Non-volatile memory, which can simultaneously store data and compute in memory, is a promising candidate to break through “memory bottleneck”. However, its operation speed and thermal stability are still contradictory and difficult to meet the requirement of in-memory computing especially in high-temperature applications. In this work, optoelectronic hybrid phase-change memory based on Cr doped Ge2Sb2Te5 material is proposed, where the picosecond laser is used to perform the information recording/erasing operation based on the reversible phase-change characteristics while resistance signal is detected to realize the information readout.
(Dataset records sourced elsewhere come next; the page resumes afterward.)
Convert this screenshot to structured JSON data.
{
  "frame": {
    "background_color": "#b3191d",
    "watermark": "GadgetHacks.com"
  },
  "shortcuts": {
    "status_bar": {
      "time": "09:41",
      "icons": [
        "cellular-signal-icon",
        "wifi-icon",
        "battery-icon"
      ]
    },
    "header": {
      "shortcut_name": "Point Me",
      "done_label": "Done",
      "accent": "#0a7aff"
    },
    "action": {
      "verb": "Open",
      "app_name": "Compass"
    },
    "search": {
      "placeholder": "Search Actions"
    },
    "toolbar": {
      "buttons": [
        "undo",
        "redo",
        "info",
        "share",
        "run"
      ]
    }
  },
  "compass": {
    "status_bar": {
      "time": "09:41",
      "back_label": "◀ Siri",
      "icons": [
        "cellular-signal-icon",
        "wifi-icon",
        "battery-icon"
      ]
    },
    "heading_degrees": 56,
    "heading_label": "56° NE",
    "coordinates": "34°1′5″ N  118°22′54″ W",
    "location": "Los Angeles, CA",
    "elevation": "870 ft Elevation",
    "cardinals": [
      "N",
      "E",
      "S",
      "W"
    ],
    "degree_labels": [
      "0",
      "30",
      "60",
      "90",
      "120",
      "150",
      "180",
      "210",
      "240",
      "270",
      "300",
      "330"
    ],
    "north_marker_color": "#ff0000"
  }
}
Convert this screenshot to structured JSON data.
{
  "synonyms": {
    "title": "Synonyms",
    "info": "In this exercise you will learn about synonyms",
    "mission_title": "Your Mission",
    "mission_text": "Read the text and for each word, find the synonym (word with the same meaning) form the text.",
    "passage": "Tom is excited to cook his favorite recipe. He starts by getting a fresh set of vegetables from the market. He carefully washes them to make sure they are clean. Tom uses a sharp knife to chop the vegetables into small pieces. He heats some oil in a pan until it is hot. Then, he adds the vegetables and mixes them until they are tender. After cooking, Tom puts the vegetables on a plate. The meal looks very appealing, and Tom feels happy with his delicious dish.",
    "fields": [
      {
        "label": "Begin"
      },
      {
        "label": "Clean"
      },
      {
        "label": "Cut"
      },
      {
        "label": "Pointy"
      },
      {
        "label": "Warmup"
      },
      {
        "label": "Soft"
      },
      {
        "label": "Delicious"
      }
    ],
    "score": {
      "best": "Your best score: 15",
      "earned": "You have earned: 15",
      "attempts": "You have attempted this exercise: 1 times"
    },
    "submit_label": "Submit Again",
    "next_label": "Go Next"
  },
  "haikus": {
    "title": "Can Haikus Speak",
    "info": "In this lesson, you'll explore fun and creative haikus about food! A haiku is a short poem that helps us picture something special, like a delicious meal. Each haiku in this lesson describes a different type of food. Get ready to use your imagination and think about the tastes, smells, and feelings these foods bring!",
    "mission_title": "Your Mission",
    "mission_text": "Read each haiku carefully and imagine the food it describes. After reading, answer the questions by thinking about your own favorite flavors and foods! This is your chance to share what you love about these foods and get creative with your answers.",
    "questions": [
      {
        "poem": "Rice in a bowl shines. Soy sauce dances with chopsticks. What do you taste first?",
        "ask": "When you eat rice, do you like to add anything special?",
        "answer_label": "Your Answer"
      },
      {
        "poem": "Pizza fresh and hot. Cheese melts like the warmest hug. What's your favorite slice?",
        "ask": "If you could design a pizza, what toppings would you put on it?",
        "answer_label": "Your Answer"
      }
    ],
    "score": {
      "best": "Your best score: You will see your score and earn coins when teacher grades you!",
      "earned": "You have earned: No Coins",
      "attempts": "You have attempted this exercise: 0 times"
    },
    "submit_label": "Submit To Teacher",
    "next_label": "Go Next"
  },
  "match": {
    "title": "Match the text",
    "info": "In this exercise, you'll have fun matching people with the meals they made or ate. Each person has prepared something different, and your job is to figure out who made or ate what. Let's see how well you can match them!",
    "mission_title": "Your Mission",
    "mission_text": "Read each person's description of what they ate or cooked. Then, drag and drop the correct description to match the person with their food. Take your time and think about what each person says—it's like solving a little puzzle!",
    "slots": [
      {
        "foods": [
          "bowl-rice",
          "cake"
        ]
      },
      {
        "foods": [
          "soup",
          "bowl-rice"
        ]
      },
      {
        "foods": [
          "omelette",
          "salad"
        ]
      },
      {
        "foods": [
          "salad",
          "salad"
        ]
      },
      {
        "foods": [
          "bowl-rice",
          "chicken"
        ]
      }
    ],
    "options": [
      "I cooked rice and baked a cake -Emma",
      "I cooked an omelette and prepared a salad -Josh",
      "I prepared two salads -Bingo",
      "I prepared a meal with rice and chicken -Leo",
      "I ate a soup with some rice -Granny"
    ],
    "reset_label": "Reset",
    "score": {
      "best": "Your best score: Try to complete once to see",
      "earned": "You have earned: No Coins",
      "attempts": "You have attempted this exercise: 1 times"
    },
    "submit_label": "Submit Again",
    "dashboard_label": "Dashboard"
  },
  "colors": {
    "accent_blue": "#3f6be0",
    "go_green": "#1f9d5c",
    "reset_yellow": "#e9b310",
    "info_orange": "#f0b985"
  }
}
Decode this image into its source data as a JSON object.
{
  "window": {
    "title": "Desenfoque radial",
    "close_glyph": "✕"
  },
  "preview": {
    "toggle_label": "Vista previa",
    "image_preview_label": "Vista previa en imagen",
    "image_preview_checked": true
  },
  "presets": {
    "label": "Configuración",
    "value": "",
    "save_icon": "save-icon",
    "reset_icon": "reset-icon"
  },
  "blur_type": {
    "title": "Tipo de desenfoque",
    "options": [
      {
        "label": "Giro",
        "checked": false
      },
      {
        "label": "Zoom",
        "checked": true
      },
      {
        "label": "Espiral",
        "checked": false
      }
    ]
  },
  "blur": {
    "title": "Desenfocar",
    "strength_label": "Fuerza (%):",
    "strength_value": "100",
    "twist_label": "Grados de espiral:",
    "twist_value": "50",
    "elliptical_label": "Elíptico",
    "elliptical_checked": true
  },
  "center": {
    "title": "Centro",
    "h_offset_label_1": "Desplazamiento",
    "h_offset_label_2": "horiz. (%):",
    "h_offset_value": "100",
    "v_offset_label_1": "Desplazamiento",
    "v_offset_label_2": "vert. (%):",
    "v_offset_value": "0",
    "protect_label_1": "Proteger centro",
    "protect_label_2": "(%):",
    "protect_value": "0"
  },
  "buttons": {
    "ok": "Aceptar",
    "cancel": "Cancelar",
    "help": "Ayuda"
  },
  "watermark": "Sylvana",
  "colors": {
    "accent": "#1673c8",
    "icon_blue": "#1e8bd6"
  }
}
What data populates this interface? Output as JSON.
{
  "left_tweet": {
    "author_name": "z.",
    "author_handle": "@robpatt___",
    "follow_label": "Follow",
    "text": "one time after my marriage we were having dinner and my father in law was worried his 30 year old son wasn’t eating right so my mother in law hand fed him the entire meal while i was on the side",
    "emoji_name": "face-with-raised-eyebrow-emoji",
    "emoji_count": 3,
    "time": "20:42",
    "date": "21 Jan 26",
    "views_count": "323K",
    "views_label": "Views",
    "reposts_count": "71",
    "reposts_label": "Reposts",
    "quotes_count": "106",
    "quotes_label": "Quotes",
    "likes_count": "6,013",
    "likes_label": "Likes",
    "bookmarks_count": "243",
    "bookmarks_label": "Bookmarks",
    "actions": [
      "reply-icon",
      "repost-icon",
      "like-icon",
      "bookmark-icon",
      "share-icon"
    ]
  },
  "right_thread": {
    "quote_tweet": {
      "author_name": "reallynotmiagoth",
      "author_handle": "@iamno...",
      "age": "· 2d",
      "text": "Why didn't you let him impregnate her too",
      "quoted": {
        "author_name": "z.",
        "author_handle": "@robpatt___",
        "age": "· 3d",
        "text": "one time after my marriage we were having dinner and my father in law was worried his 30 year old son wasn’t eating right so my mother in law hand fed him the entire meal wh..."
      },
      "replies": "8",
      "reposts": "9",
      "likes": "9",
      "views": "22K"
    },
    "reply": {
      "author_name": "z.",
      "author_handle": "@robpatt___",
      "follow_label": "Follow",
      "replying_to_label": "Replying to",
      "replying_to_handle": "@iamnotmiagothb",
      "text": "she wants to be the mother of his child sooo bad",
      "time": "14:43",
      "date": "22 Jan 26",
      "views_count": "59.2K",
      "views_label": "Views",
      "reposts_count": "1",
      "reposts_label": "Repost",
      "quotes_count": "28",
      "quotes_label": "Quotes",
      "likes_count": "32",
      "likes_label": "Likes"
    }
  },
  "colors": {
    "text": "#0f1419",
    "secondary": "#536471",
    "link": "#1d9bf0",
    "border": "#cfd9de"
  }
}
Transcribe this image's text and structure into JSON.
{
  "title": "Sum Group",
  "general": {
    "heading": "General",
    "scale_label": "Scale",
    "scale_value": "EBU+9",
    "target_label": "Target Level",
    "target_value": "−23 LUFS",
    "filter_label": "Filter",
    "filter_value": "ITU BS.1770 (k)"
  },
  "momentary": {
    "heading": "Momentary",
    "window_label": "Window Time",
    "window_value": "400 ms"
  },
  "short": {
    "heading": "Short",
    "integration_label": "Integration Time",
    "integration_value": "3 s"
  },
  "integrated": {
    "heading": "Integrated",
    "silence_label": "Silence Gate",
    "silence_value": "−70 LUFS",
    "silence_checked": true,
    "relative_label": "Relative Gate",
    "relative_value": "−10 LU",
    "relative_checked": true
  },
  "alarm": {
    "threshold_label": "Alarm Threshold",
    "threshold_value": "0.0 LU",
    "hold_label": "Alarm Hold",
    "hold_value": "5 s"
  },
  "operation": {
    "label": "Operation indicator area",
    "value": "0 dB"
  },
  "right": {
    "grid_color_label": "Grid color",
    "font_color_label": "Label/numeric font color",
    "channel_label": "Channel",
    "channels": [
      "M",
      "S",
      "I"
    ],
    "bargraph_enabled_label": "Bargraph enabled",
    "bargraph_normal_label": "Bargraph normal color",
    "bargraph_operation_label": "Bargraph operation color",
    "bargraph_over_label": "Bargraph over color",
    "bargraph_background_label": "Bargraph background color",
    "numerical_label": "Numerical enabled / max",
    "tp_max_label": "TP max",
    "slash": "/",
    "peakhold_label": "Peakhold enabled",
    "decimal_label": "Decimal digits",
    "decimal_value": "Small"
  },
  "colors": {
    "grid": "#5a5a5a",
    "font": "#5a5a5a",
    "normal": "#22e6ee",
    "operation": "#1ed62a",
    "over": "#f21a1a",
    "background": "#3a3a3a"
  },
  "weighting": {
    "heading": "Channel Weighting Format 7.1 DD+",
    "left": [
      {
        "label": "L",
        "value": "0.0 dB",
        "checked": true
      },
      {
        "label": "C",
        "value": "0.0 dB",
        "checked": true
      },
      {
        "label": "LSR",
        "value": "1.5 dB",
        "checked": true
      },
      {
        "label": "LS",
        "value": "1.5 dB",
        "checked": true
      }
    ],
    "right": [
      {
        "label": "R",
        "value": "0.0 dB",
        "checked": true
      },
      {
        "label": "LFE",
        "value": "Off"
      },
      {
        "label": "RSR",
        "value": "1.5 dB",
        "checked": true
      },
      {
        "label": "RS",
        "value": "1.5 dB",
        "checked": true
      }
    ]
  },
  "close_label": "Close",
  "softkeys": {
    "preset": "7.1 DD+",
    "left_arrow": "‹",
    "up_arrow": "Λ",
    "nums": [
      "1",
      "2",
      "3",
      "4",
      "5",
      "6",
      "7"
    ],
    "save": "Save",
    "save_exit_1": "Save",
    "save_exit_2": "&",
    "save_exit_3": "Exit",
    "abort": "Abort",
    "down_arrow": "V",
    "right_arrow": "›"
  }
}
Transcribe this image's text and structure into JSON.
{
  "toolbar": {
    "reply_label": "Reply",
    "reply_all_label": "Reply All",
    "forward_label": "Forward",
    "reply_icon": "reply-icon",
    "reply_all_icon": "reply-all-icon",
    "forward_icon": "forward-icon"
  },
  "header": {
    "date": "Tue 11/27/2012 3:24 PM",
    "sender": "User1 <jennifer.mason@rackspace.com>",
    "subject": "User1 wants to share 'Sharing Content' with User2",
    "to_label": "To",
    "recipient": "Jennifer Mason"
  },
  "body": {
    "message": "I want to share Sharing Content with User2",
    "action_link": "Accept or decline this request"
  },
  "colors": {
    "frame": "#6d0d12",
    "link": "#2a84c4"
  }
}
Results imply that the Cr doped Ge2Sb2Te5 film with Cr concentration of 10.7 at. % has high crystallization temperature (289 °C) and ten-year data-retention temperature (221 °C), low density-change rate (2.3%) and small resistance drift coefficients (0.022 at 85 °C, 0.056 at 120 °C, 0.070 at 150 °C, and 0.00131 for the laser induced SET state). The corresponding memory device has the SET/RESET operation speeds of as fast as 1820 ps/13 ps accompanied by the RESET/SET resistance ratio of higher than two orders of magnitude. The structural analyses indicate that Cr doping can suppress the growth of grains and reduce the grain size, improving the thermal stability of amorphous Ge2Sb2Te5 thin film while the octahedral/defective octahedral motif ensures its fast phase-change speed. Therefore, Cr doped Ge2Sb2Te5 based optoelectronic hybrid phase-change memory with superior thermal stability and ultrafast operation speed may be one of the promising solutions for in-memory computing.